5 min readUpdated Jan 27, 2026

The Memory Wall

In modern deep learning, compute is rarely the bottleneck. Memory bandwidth is.

A typical Transformer layer consists of a sequence of operations: LayerNorm, MatMul, Bias, Gelu, MatMul, Residual Add. In a naive implementation, each operation reads data from HBM (High Bandwidth Memory), computes, and writes it back.

This "round-trip" to memory is expensive. It consumes energy and stalls the compute cores.

Automated Kernel Fusion

Kernel fusion is the technique of combining multiple operations into a single kernel launch. Instead of writing intermediate results to HBM, we keep them in the fast SRAM (L1/L2 cache) or registers.

General Diffusion's Graph Partitioner is designed to automate this process at a cluster scale.

How It Works

  1. Subgraph Identification: The system scans the compute graph for "fusable" patterns (e.g., Pointwise operations following a MatMul).
  2. Cost Modeling: It estimates the register pressure and shared memory usage of the fused kernel.

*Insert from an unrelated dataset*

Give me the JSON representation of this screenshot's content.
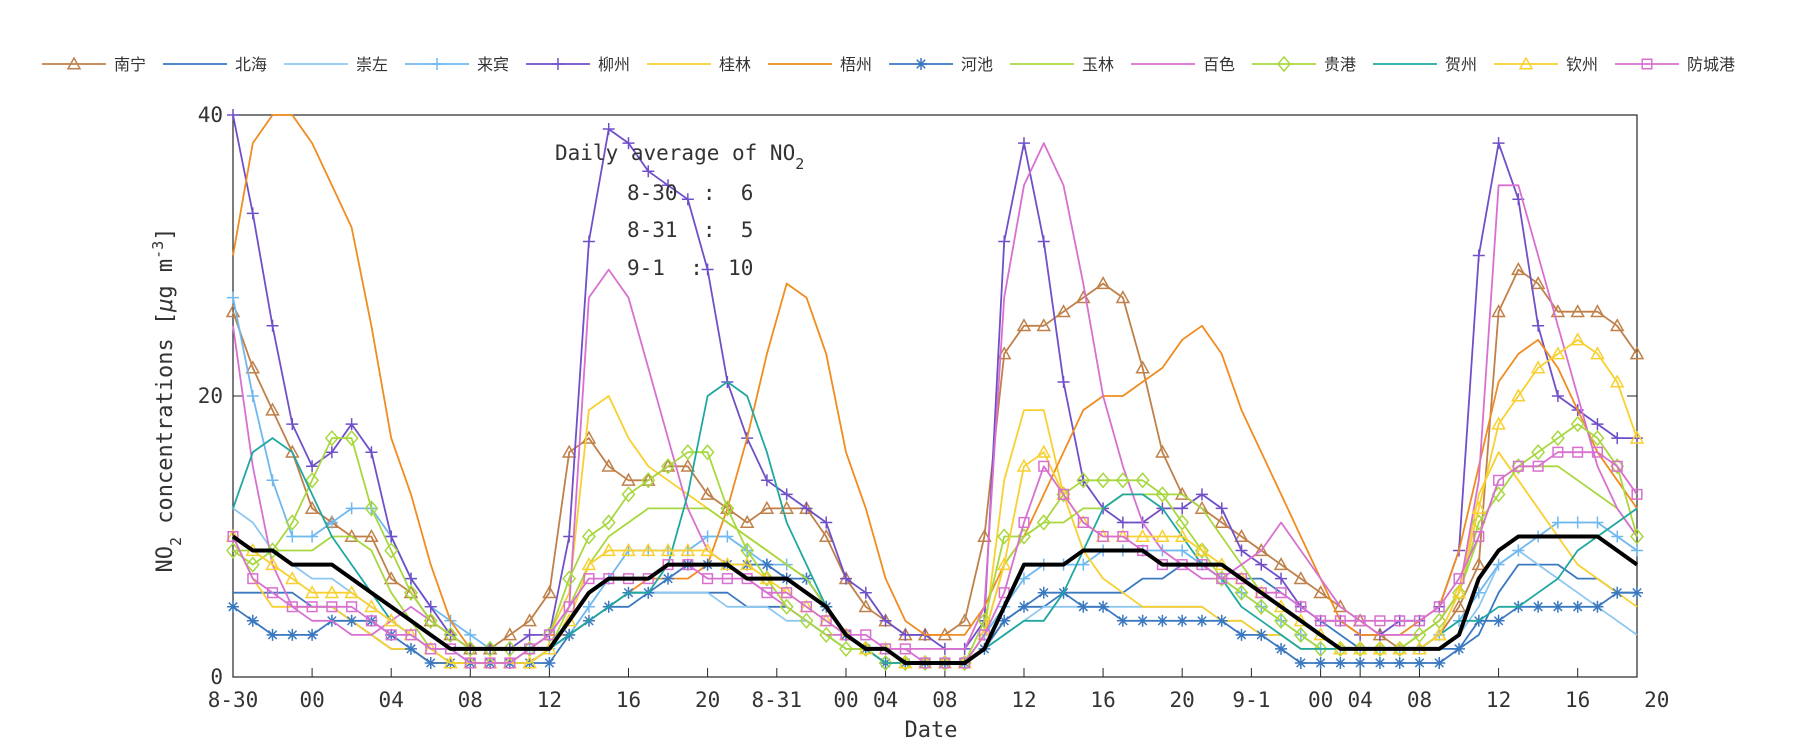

If the fusion would cause register spilling (which hurts performance), the system optimizes for the next best configuration.
  3. Code Generation: It generates a custom CUDA or Triton kernel that executes the fused sequence.

The Impact

By keeping data in SRAM and minimizing global memory accesses, automated kernel fusion addresses the primary bottleneck in large model inference. This approach is essential for scaling models beyond the limits of current memory bandwidth.

This is just one example of how software optimization can unlock "free" performance from existing hardware.